The Registered Range

Ports 1024–49151 are registered ports. Unlike the well-known ports (0–1023), which require root/administrator privileges to bind on most systems, registered ports can be opened by ordinary user-space applications.

IANA maintains this registry so software vendors can claim a consistent port number rather than competing with each other. Any organization can apply. The bar for registration is low — you submit a request, IANA adds the name. There's no requirement to publish a specification, maintain active software, or ever actually ship a product.

The result: thousands of registered ports with names but no living tenants. Port 2585 appears to be one of them.

What NETX Server Might Have Been

The name suggests a possible connection to NETX — the client shell software central to Novell NetWare networking in the 1980s and 1990s. NETX.COM and NETX.EXE were the programs DOS workstations ran to connect to NetWare file servers.2 NetWare controlled roughly 63% of the network operating system market at its peak before TCP/IP displaced its IPX protocol and the platform collapsed.

Whether "NETX Server" on port 2585 was a server-side companion to that client software, a different product entirely, or a registration that never shipped is no longer clear. The port was registered. The software didn't survive.

No Known Unofficial Uses

Unlike some dormant registered ports that get repurposed by developers who assume "unassigned means available," port 2585 has no widely documented unofficial uses. No major application, game, or service is known to use it as a default.

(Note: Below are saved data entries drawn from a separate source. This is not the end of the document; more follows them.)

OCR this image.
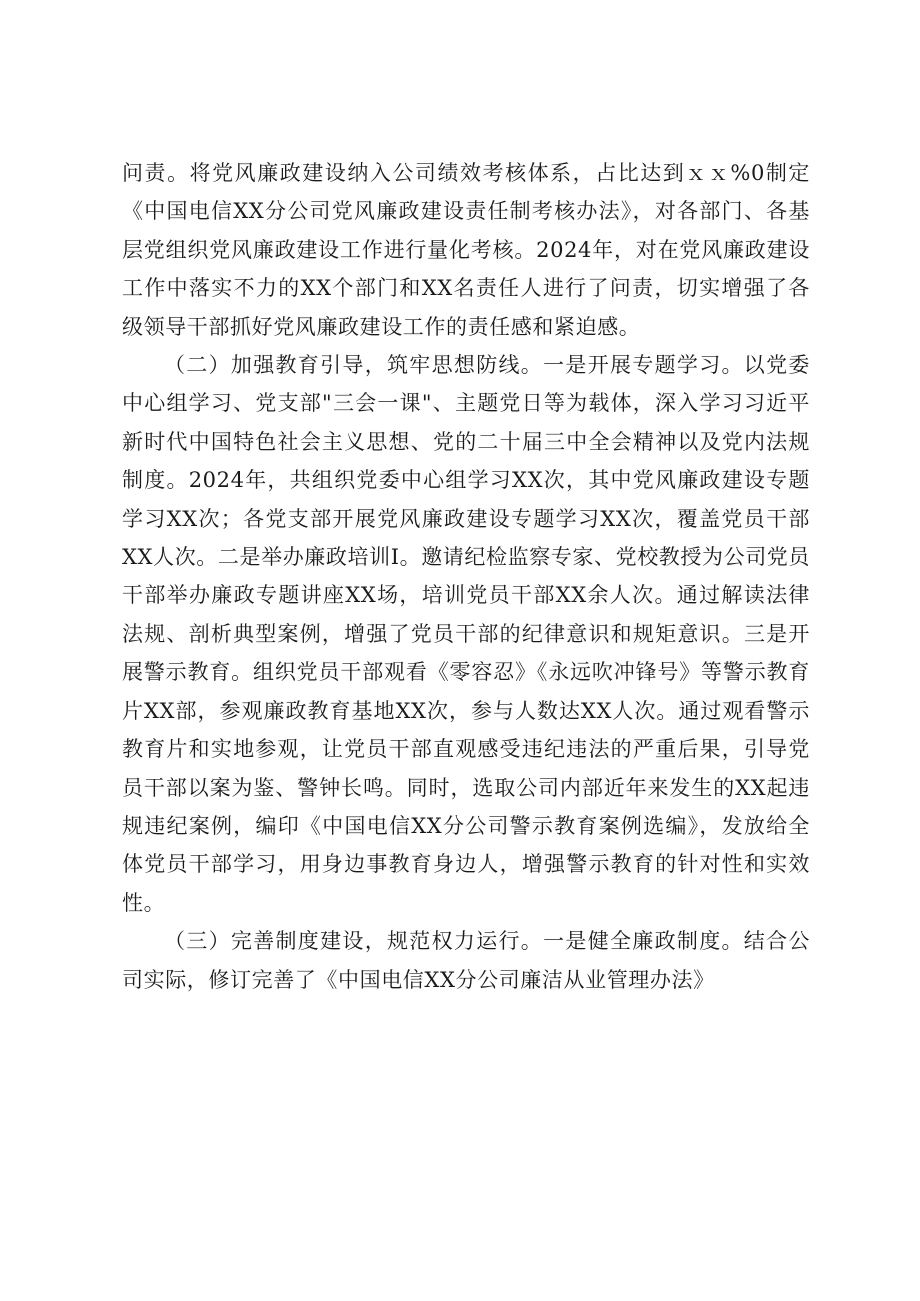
问责。将党风廉政建设纳入公司绩效考核体系，占比达到ｘｘ%0制定《中国电信XX分公司党风廉政建设责任制考核办法》，对各部门、各基层党组织党风廉政建设工作进行量化考核。2024年，对在党风廉政建设工作中落实不力的XX个部门和XX名责任人进行了问责，切实增强了各级领导干部抓好党风廉政建设工作的责任感和紧迫感。

（二）加强教育引导，筑牢思想防线。一是开展专题学习。以党委中心组学习、党支部"三会一课"、主题党日等为载体，深入学习习近平新时代中国特色社会主义思想、党的二十届三中全会精神以及党内法规制度。2024年，共组织党委中心组学习XX次，其中党风廉政建设专题学习XX次；各党支部开展党风廉政建设专题学习XX次，覆盖党员干部XX人次。二是举办廉政培训I。邀请纪检监察专家、党校教授为公司党员干部举办廉政专题讲座XX场，培训党员干部XX余人次。通过解读法律法规、剖析典型案例，增强了党员干部的纪律意识和规矩意识。三是开展警示教育。组织党员干部观看《零容忍》《永远吹冲锋号》等警示教育片XX部，参观廉政教育基地XX次，参与人数达XX人次。通过观看警示教育片和实地参观，让党员干部直观感受违纪违法的严重后果，引导党员干部以案为鉴、警钟长鸣。同时，选取公司内部近年来发生的XX起违规违纪案例，编印《中国电信XX分公司警示教育案例选编》，发放给全体党员干部学习，用身边事教育身边人，增强警示教育的针对性和实效性。

（三）完善制度建设，规范权力运行。一是健全廉政制度。结合公司实际，修订完善了《中国电信XX分公司廉洁从业管理办法》
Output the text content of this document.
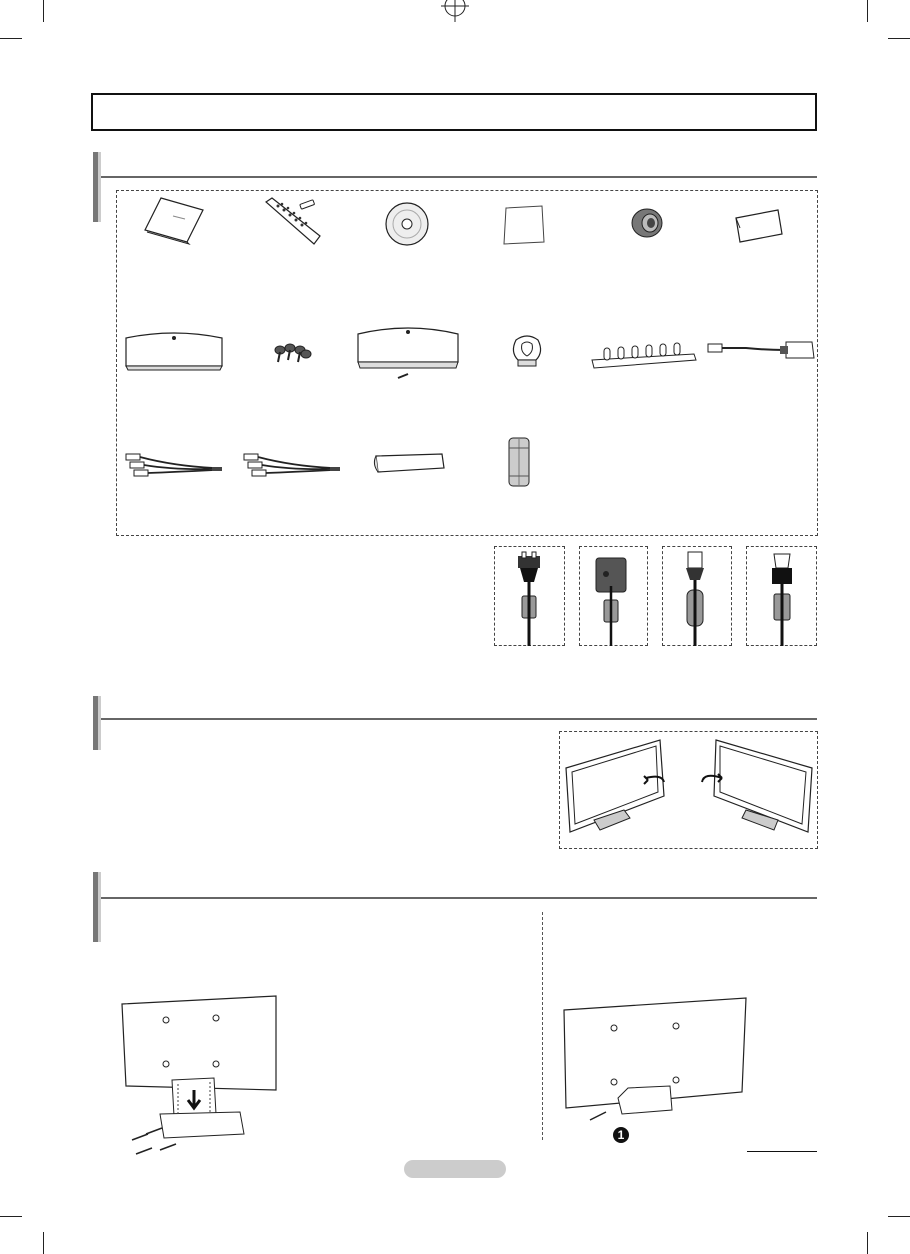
1
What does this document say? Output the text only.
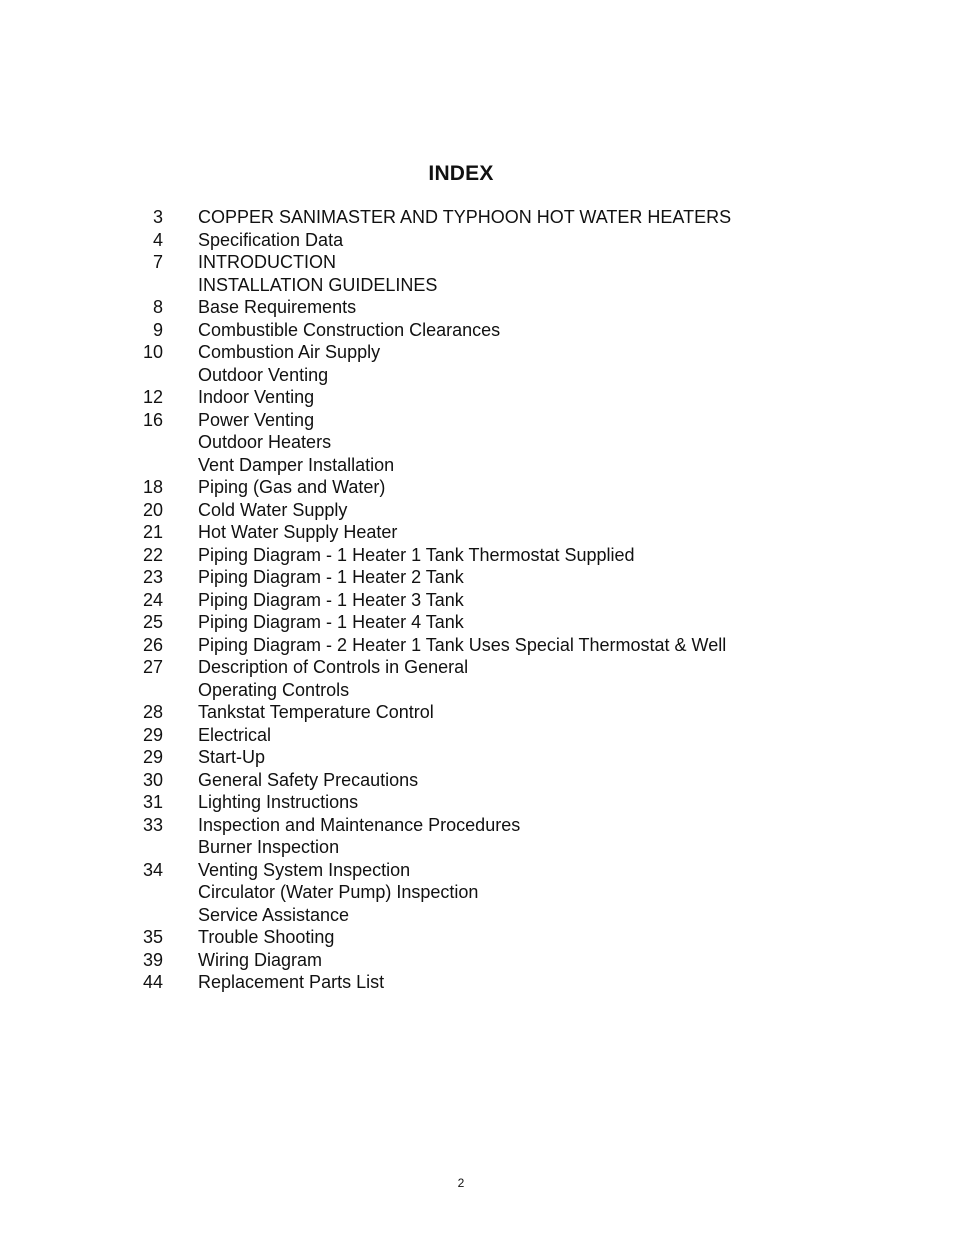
INDEX
3 COPPER SANIMASTER AND TYPHOON HOT WATER HEATERS
4 Specification Data
7 INTRODUCTION
INSTALLATION GUIDELINES
8 Base Requirements
9 Combustible Construction Clearances
10 Combustion Air Supply
Outdoor Venting
12 Indoor Venting
16 Power Venting
Outdoor Heaters
Vent Damper Installation
18 Piping (Gas and Water)
20 Cold Water Supply
21 Hot Water Supply Heater
22 Piping Diagram - 1 Heater 1 Tank Thermostat Supplied
23 Piping Diagram - 1 Heater 2 Tank
24 Piping Diagram - 1 Heater 3 Tank
25 Piping Diagram - 1 Heater 4 Tank
26 Piping Diagram - 2 Heater 1 Tank Uses Special Thermostat & Well
27 Description of Controls in General
Operating Controls
28 Tankstat Temperature Control
29 Electrical
29 Start-Up
30 General Safety Precautions
31 Lighting Instructions
33 Inspection and Maintenance Procedures
Burner Inspection
34 Venting System Inspection
Circulator (Water Pump) Inspection
Service Assistance
35 Trouble Shooting
39 Wiring Diagram
44 Replacement Parts List
2
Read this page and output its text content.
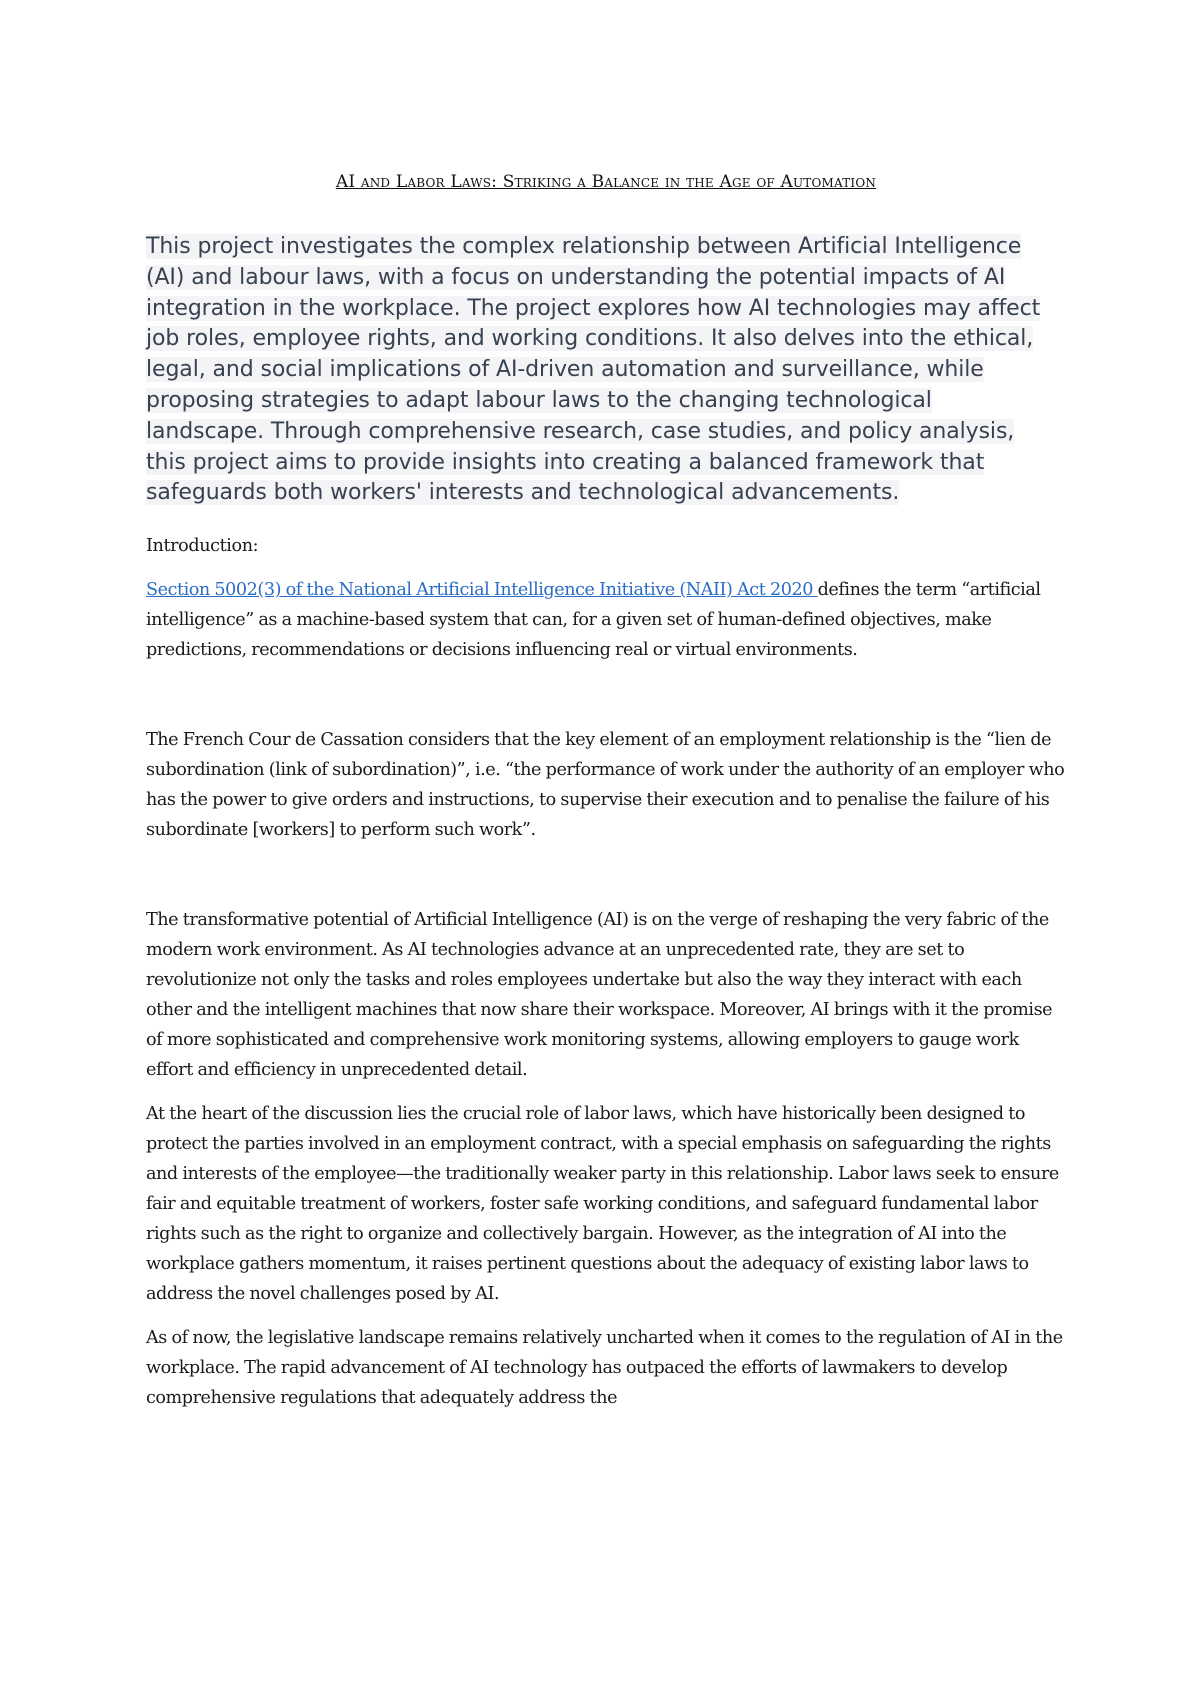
AI and Labor Laws: Striking a Balance in the Age of Automation

This project investigates the complex relationship between Artificial Intelligence (AI) and labour laws, with a focus on understanding the potential impacts of AI integration in the workplace. The project explores how AI technologies may affect job roles, employee rights, and working conditions. It also delves into the ethical, legal, and social implications of AI-driven automation and surveillance, while proposing strategies to adapt labour laws to the changing technological landscape. Through comprehensive research, case studies, and policy analysis, this project aims to provide insights into creating a balanced framework that safeguards both workers' interests and technological advancements.

Introduction:

Section 5002(3) of the National Artificial Intelligence Initiative (NAII) Act 2020 defines the term “artificial intelligence” as a machine-based system that can, for a given set of human-defined objectives, make predictions, recommendations or decisions influencing real or virtual environments.

The French Cour de Cassation considers that the key element of an employment relationship is the “lien de subordination (link of subordination)”, i.e. “the performance of work under the authority of an employer who has the power to give orders and instructions, to supervise their execution and to penalise the failure of his subordinate [workers] to perform such work”.

The transformative potential of Artificial Intelligence (AI) is on the verge of reshaping the very fabric of the modern work environment. As AI technologies advance at an unprecedented rate, they are set to revolutionize not only the tasks and roles employees undertake but also the way they interact with each other and the intelligent machines that now share their workspace. Moreover, AI brings with it the promise of more sophisticated and comprehensive work monitoring systems, allowing employers to gauge work effort and efficiency in unprecedented detail.

At the heart of the discussion lies the crucial role of labor laws, which have historically been designed to protect the parties involved in an employment contract, with a special emphasis on safeguarding the rights and interests of the employee—the traditionally weaker party in this relationship. Labor laws seek to ensure fair and equitable treatment of workers, foster safe working conditions, and safeguard fundamental labor rights such as the right to organize and collectively bargain. However, as the integration of AI into the workplace gathers momentum, it raises pertinent questions about the adequacy of existing labor laws to address the novel challenges posed by AI.

As of now, the legislative landscape remains relatively uncharted when it comes to the regulation of AI in the workplace. The rapid advancement of AI technology has outpaced the efforts of lawmakers to develop comprehensive regulations that adequately address the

How to Check What's Listening

If port 2585 shows up on your system, here's how to find out why:

Linux/macOS:

ss -tlnp | grep 2585
# or
lsof -i :2585

Windows:

netstat -ano | findstr :2585

The output will show the process ID (PID). Cross-reference that with Task Manager or ps aux to identify the program.

If something unexpected is listening on this port, that's worth investigating. Obscure unoccupied ports occasionally get claimed by software that either didn't check the registry or deliberately chose an anonymous address.